Ce soir-là, la salle du Sénéchal de Toulouse accueillait donc deux guitaristes de la génération montante découverts par la valeureuse équipe de Toulouse Guitare dont Thibaut Garcia dirige les investigations. Ces deux musiciens déjà aguerris se sont donc succédé devant un public curieux et enthousiaste, présentant chacun son programme spécifique.
Née au Texas en 2003 et ayant grandi à Tokyo, Erika Otani a découvert sa passion pour la guitare classique à l’âge de 9 ans. Après avoir obtenu son diplôme d’études secondaires, elle a décroché la 1ère place au concours prestigieux, le Japan Guitar Competition. Elle a récemment célébré la sortie de son premier album CD, « Erica ». D’autre part elle a été nommée boursière de la Fondation Yamaha Music en 2023. Erika Otani poursuit ses études à l’École Supérieure de Musique et Danse de Lille.
La jeune guitariste ouvre sa participation du 31 janvier sur une pièce virtuose du compositeur paraguayen Agustin Barrios Mongoré (1885-1944), intitulée Una Limosnita por el Amor de Dios (Une petite aumône pour l’amour de Dieu). Qualifiée également de « El último trémolo » (Le dernier trémolo) cette pièce met en évidence ce jeu typique des mandolinistes. Erik Otani en souligne la spécificité avec un naturel et une perfection digitale impressionnantes.

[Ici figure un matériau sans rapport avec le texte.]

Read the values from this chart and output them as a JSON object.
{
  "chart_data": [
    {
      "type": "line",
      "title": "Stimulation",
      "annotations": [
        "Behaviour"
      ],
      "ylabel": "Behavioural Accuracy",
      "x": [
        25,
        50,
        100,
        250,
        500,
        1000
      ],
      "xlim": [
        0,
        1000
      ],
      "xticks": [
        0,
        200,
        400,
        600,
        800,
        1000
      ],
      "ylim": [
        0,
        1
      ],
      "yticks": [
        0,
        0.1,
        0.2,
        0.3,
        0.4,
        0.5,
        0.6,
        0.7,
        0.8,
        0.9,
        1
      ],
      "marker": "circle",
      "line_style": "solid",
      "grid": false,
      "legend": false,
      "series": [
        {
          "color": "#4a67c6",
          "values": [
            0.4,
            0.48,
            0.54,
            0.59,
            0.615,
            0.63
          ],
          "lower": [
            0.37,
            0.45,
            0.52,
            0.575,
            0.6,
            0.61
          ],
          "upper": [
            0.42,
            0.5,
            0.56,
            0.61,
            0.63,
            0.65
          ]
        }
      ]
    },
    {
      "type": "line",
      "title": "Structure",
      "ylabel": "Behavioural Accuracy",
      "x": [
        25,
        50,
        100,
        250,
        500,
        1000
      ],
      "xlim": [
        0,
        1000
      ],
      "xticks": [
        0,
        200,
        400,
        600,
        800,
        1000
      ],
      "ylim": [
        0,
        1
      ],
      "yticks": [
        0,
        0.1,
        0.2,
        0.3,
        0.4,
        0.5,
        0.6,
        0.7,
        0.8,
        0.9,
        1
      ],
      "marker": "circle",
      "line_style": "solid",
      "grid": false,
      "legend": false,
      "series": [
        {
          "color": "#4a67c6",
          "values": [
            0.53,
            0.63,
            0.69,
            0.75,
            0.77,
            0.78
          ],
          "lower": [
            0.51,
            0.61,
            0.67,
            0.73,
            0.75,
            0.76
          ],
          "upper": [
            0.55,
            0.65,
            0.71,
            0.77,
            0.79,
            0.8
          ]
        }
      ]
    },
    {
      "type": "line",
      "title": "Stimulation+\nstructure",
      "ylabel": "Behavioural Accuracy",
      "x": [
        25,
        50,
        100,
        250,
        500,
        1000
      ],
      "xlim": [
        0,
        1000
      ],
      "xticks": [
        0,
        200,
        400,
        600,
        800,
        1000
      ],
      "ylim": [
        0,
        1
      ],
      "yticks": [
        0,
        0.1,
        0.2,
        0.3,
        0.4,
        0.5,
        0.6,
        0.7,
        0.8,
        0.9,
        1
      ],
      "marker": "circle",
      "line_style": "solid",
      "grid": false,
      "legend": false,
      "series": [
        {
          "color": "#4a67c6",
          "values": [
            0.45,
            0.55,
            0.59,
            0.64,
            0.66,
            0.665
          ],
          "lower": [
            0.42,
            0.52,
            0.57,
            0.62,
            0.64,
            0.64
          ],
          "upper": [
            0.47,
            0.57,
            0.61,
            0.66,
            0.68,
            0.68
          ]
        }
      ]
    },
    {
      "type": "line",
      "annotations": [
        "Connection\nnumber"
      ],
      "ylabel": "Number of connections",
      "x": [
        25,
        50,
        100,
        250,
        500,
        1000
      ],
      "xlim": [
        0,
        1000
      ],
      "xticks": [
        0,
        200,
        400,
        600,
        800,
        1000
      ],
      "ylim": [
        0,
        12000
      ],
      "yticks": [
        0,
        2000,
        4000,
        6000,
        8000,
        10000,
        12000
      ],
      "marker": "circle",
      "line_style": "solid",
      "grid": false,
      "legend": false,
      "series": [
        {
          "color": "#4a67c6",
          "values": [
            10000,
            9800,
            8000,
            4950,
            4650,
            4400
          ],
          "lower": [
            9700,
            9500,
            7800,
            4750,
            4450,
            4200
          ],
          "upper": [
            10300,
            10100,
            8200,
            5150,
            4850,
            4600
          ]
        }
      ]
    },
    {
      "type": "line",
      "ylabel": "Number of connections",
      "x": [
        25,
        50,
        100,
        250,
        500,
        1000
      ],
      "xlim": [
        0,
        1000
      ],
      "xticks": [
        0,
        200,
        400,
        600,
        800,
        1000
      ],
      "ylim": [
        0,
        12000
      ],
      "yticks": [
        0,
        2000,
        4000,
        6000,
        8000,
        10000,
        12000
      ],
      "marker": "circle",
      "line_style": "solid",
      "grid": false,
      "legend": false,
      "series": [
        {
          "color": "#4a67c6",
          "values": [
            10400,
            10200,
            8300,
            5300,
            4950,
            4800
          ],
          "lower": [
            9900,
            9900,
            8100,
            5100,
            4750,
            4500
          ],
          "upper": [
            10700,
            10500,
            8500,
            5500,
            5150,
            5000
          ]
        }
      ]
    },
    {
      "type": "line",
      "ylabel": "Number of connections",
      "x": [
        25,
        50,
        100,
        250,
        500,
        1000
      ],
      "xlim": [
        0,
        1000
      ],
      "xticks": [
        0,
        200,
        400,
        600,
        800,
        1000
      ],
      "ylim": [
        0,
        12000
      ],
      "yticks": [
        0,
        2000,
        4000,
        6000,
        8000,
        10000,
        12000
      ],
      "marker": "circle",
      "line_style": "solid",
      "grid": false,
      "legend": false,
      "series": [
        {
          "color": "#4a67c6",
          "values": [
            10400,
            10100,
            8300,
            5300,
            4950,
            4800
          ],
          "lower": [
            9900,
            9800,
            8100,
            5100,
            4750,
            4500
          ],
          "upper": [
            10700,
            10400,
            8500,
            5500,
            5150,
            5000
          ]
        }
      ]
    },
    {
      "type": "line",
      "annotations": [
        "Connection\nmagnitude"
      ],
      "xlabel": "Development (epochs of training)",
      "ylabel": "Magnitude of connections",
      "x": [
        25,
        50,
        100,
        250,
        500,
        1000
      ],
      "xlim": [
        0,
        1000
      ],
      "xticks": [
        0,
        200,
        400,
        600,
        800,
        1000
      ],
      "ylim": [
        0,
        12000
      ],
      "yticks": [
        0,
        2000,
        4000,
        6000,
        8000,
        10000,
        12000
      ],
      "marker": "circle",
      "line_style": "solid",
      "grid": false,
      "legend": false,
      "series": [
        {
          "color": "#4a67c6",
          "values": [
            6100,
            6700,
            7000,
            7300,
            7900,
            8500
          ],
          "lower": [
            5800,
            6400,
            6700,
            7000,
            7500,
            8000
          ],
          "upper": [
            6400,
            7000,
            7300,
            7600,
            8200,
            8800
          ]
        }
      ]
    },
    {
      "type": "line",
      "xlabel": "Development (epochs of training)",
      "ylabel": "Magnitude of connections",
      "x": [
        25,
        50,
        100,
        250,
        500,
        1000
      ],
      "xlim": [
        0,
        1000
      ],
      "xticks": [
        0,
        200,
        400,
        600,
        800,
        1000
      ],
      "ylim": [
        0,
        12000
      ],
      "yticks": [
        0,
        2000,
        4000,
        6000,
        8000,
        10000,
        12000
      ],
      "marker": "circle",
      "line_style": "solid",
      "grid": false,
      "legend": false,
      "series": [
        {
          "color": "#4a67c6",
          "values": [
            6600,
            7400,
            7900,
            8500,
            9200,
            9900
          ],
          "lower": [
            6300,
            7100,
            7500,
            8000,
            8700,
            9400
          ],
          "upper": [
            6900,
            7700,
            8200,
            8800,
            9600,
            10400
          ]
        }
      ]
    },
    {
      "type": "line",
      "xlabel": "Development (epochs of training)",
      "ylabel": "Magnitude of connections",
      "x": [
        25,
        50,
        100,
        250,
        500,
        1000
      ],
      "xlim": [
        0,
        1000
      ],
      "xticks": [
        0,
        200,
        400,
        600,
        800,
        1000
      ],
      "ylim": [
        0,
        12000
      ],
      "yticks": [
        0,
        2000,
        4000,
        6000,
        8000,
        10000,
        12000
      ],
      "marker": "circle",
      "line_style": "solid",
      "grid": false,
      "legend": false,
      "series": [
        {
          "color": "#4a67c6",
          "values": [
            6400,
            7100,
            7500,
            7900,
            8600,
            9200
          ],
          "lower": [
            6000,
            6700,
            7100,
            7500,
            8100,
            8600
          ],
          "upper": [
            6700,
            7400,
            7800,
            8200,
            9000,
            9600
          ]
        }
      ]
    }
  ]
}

Suivent quatre partitions aussi diverses qu’originales. Après la belle éloquence de A Fancy du luthiste de la Renaissance John Dowland (1563-1626), dans un arrangement pour guitare de Tilman Hoppstock, l’interprète révèle une pièce rare du compositeur britannique Lennox Berkeley, sa Sonatina op. 52 n° 1. Légèreté et éclat se succèdent avec en particulier une plage touchante de confidence dans son mouvement lent. A la suite de l’étrange écriture de Drei Tentos, composé par l’Allemand Hans Werner Henze (1926-2012), Erika Otani distille pour terminer sa participation, le Nocturne op. 19 intitulé Rêverie, une douce complainte de l’Italien Giulio Regondi (1822-1872), joué avec son toucher de dentelle.
Virgile Barthe, qui prend la suite du concert, est né en juin 2003. Il a d’abord intégré le Conservatoire de Toulouse, où il a obtenu son Diplôme d’études musicales avec Benoît Albert. À 17 ans, il est entré au Conservatoire National Supérieur de Musique et de Danse de Paris où il poursuit actuellement son cursus d’interprète. Il se forme en parallèle dans des master-classes et des stages auprès de grands noms de la guitare classique comme Judicaël Perroy, Marcin Dylla, Thibaut Garcia, Antoine Morinière et bien d’autres.
Virgile Barthe joue ce soir-là un programme musical tout aussi imaginatif. Il joue d’abord Saturnal, le premier mouvement de la suite Cadran lunaire du compositeur français Maurice Ohana (1913-1992) conçue initialement pour guitare à dix cordes. Son écriture moderne inclut quelques éléments de percussion parfaitement intégrés dans cette version à six cordes. Un retour vers Dietrich Buxtehude (1637-1707) illustre la rhétorique baroque de sa Suite en mi mineur pour clavecin, habilement transcrite pour la guitare, dont on admire surtout l’émotion qui se dégage de la Sarabande. La sensibilité du jeu de Virgile Barthe se manifeste ensuite avec la plus vive intensité dans trois des 555 sonates pour clavecin écrites par Domenico Scarlatti (1685-1757). Transcrites pour guitare, les Sonates K. 545, K. 213 et K. 492, ainsi jouées, donnent l’impression d’avoir été conçues directement pour l’instrument à six cordes !
Le guitariste conclut sa prestation avec l’étonnante Sonate n° 3 du compositeur américain d’origine serbe Dušan Bogdanović (né en 1955). Les trois mouvements enchaînés de cette partition explosent de couleurs. Ils entraînent l’interprète et les auditeurs dans un monde sonore nouveau.
Les deux « animateurs » de la soirée, revenus saluer, sont abondamment acclamés par un public conquis, au sein duquel on observe quelques élèves guitaristes manifester leur admiration…
A noter que le prochain concert de Toulouse Guitare aura lieu le dimanche 30 mars à 17 h à l’auditorium Saint-Pierre des Cuisines. Il sera donné par le Croate Zoran Dukić et l’Italien Aniello Desiderio.